As he had died at a very young age, leaving a wife and three children, it might have been expected that his funeral would be a sad affair, but Angus had always been the life and soul of the party, and his family and friends provided a service of remembrance that celebrated his life as much as it grieved for his death. I would say that everyone at the service left the church feeling better than when they came in.
We had a late lunch when we got home, and then I went out into the garden. I started by mowing the front lawn which had been a bit neglected during the recent visit of Matilda and her parents. It hasn’t really recovered from the pecking that the jackdaws gave it in the spring, and it would have needed warmer weather and more rain that it has got this year to look at its best. All the same, considering that it has had no weedkiller or fertiliser put on it, I am quite pleased with how it has turned out. (If you don’t look too closely.)

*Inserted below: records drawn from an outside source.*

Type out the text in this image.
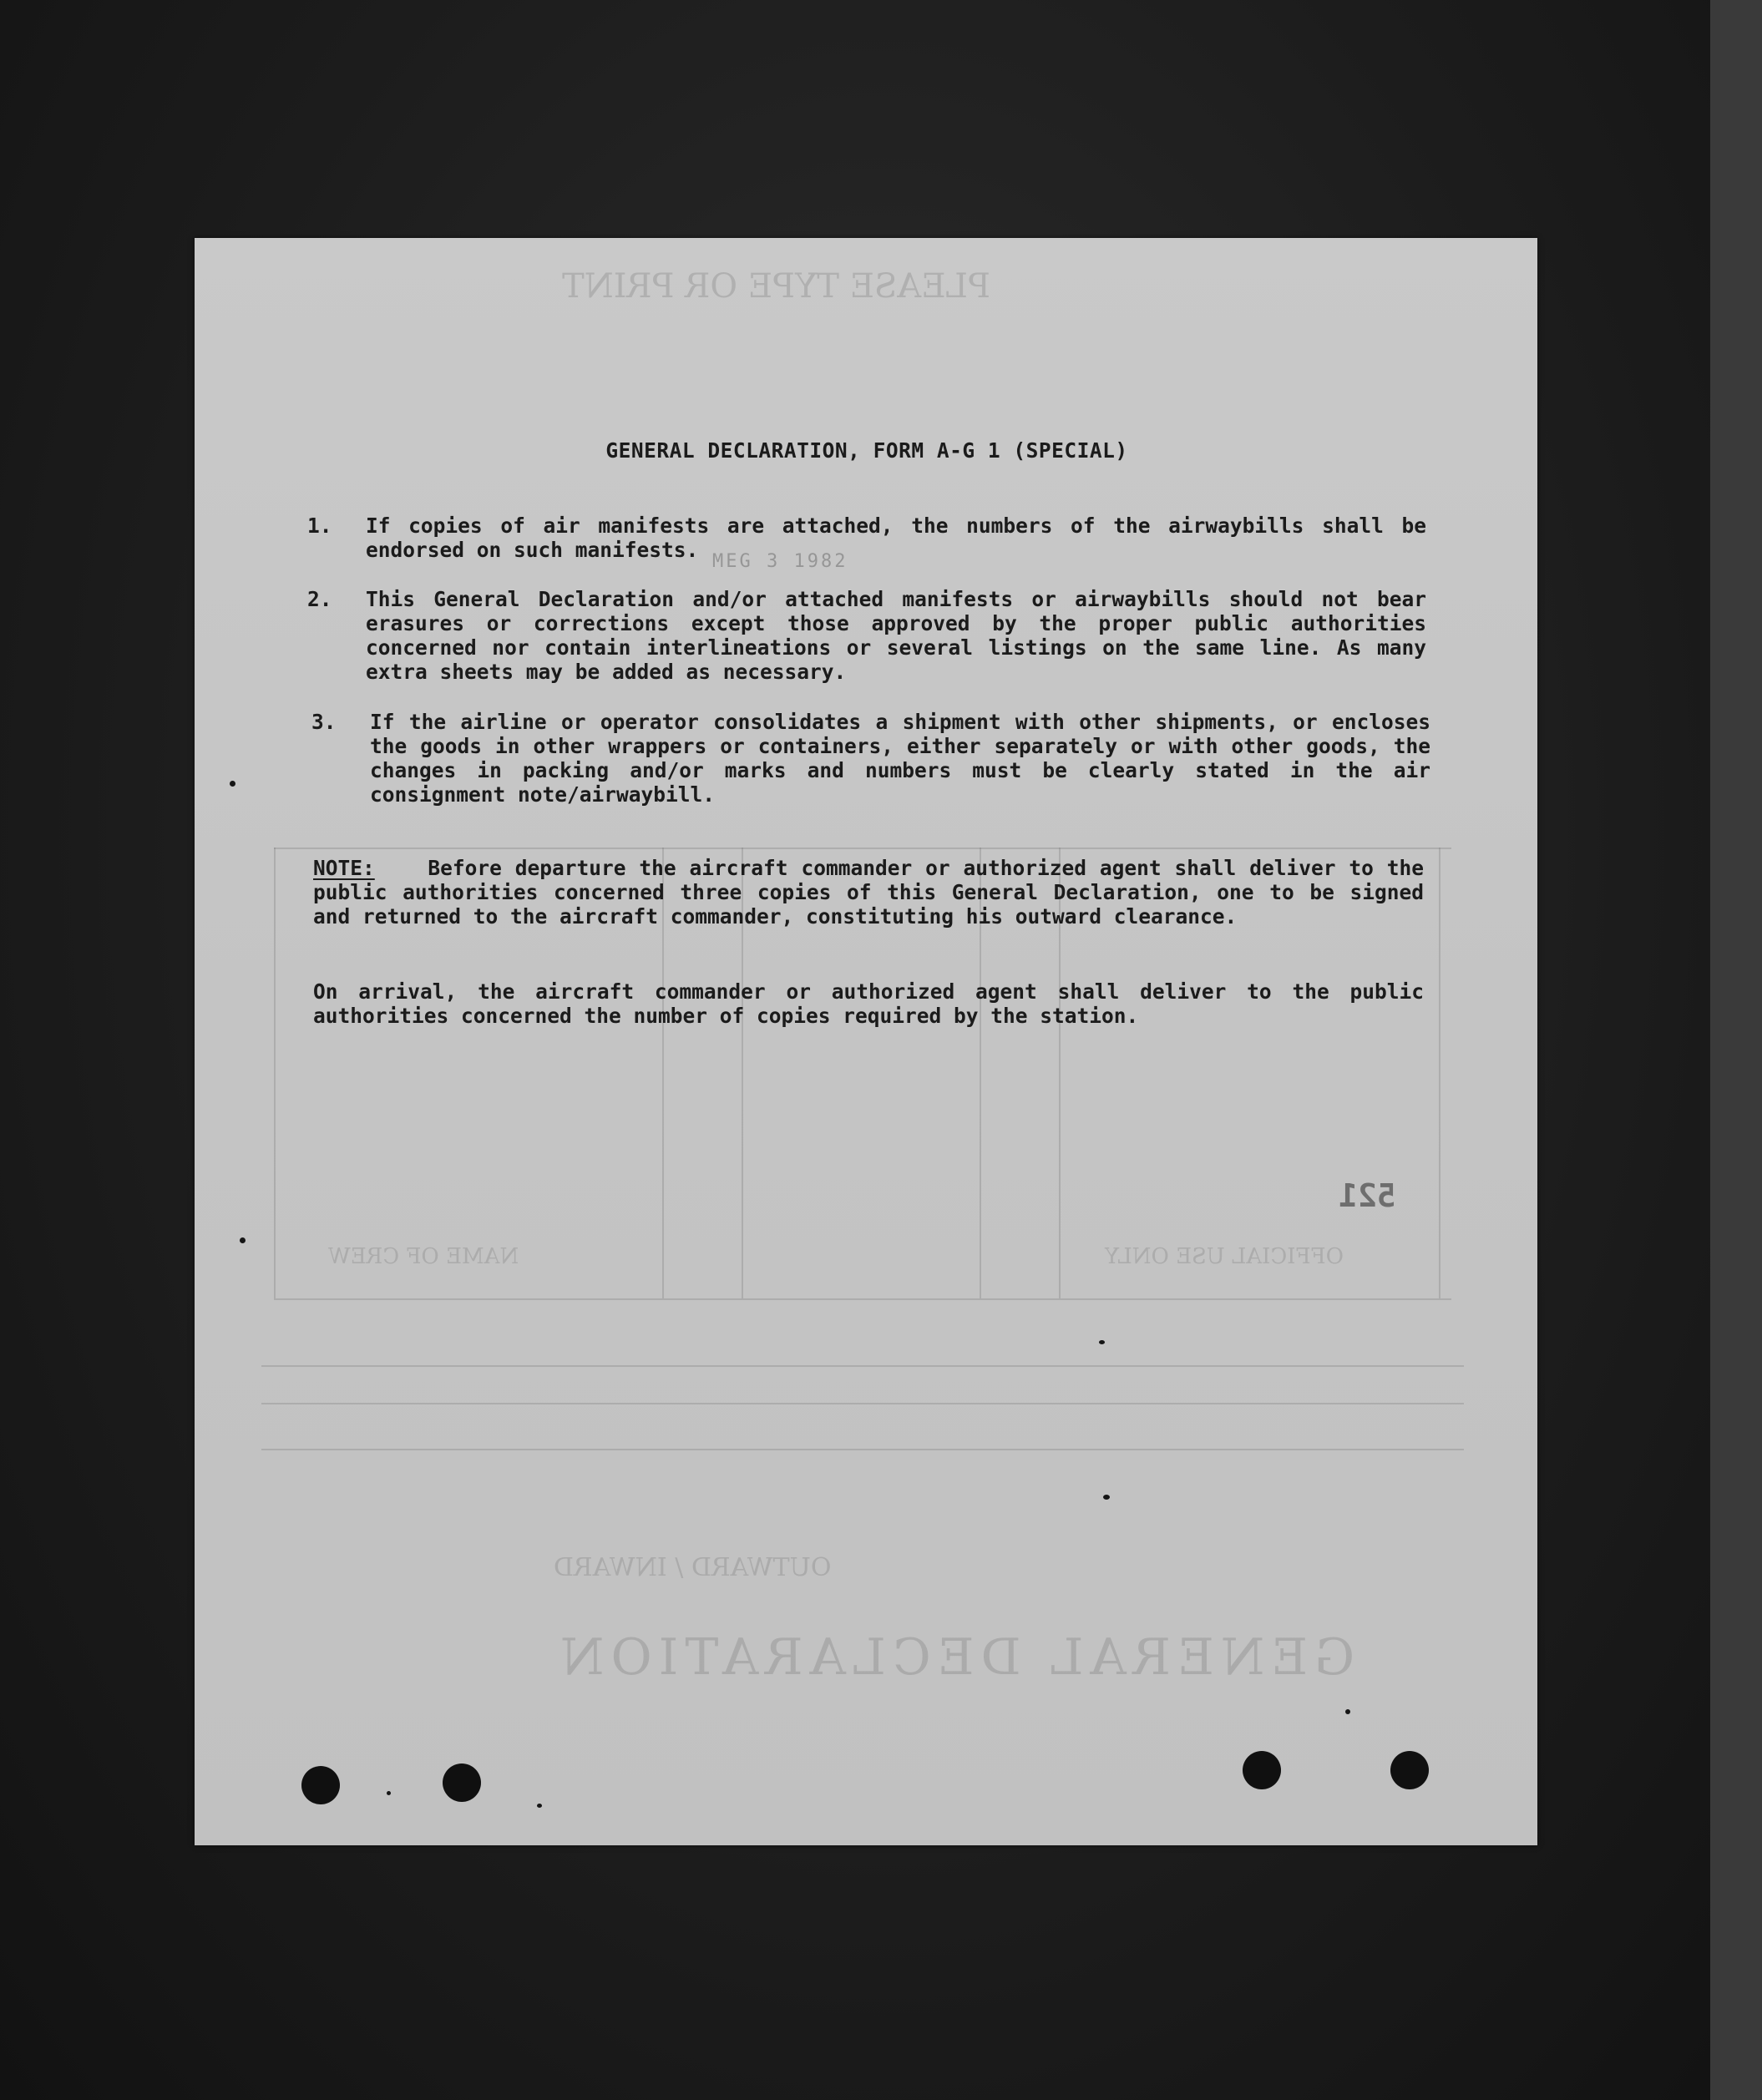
PLEASE TYPE OR PRINT
GENERAL DECLARATION
OUTWARD / INWARD
OFFICIAL USE ONLY
NAME OF CREW
MEG 3 1982
521
GENERAL DECLARATION, FORM A-G 1 (SPECIAL)
1.	If copies of air manifests are attached, the numbers of the airwaybills shall be endorsed on such manifests.
2.	This General Declaration and/or attached manifests or airwaybills should not bear erasures or corrections except those approved by the proper public authorities concerned nor contain interlineations or several listings on the same line. As many extra sheets may be added as necessary.
3.	If the airline or operator consolidates a shipment with other shipments, or encloses the goods in other wrappers or containers, either separately or with other goods, the changes in packing and/or marks and numbers must be clearly stated in the air consignment note/airwaybill.
NOTE:	Before departure the aircraft commander or authorized agent shall deliver to the public authorities concerned three copies of this General Declaration, one to be signed and returned to the aircraft commander, constituting his outward clearance.
On arrival, the aircraft commander or authorized agent shall deliver to the public authorities concerned the number of copies required by the station.
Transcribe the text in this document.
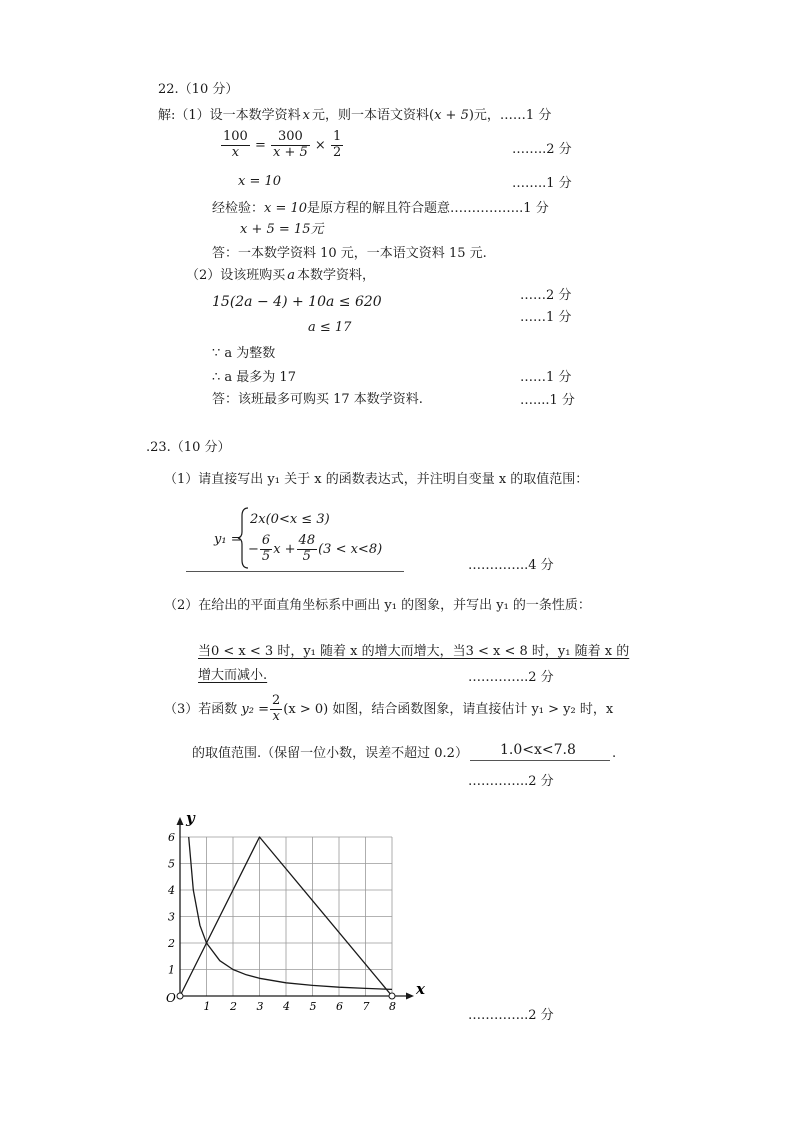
22.（10 分）
解:（1）设一本数学资料 x 元，则一本语文资料(x + 5)元，……1 分
$\frac{100}{x} = \frac{300}{x + 5} \times \frac{1}{2}$	……..2 分
x = 10	……..1 分
经检验：x = 10是原方程的解且符合题意……………..1 分
x + 5 = 15元
答：一本数学资料 10 元，一本语文资料 15 元.
（2）设该班购买 a 本数学资料，
15(2a − 4) + 10a ≤ 620	……2 分
……1 分
a ≤ 17
∵ a 为整数
∴ a 最多为 17	……1 分
答：该班最多可购买 17 本数学资料.	…....1 分
.23.（10 分）
（1）请直接写出 y₁ 关于 x 的函数表达式，并注明自变量 x 的取值范围：
y₁ =
2x(0<x ≤ 3)
− $\frac{6}{5}$ $x + \frac{48}{5} (3 < x<8)$
…………..4 分
（2）在给出的平面直角坐标系中画出 y₁ 的图象，并写出 y₁ 的一条性质：
当0 < x < 3 时，y₁ 随着 x 的增大而增大，当3 < x < 8 时，y₁ 随着 x 的
增大而减小.	…………..2 分
（3）若函数 $y_2 = \frac{2}{x} (x > 0)$ 如图，结合函数图象，请直接估计 y₁ > y₂ 时，x
的取值范围.（保留一位小数，误差不超过 0.2） 1.0<x<7.8	.
…………..2 分
x
y
O
1 2 3 4 5 6 7 8
1
2
3
4
5
6
…………..2 分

After I had mowed the lawn, our friend Mike Tinker dropped by for a cup of tea and some conversation. When he left, I took a moment to wander about, doing some dead heading and taking some pictures.
The nicotiana are thriving, bringing good smells to the evening garden.
The first spots of colour are showing on the sedums. Perhaps some butterflies will appear when they are fully out.
Lilian Austin has produced some late flowers, with more ready to appear of the weather stays kind.
White hostas and campanulas are set against the reds of St John’s Wort berries and the hips of Frau Dagmar Hastrup
The very pale pink lily has got less pale and more pink.
There are salvias all over the garden and the coreopsis and Icelandic poppies are flowering cheerfully.
My new camera is not very good for catching insects unless they sit very still as it hasn’t got a zoom lens. The insects tend to fly off as I approach. Two sat still for me today.
I turned my attention to the potatoes that we had dug up yesterday. They had been lying in trays in the garage overnight and they were ready for packing away today. They all went into two bag which quite surprised me. I kept a big one out and had a baked potato for my evening meal.
Then I took my bird camera out into the garden and had a look about. The roof of our house was busy, with a pigeon, a collared dove, and two jackdaws all in residence.
The pigeon on the ground in the top right of the panel above, appeared at the feeder. It is very different from our normal pigeons as it is a homing pigeon stopping for a snack on its way home. You can see that it has a green identifying ring on its leg.
We had the usual customers at the feeder, like this siskin . . .
. . . and lots of Mrs Tootlepedal’s friends, the sparrows, too.
A less frequent visitor was a starling.
I am going for a walk with Mark and David tomorrow, so I hope that the much needed rain doesn’t arrive until Thursday at least.
The flying bird of the day is a passing swallow, high in the sky.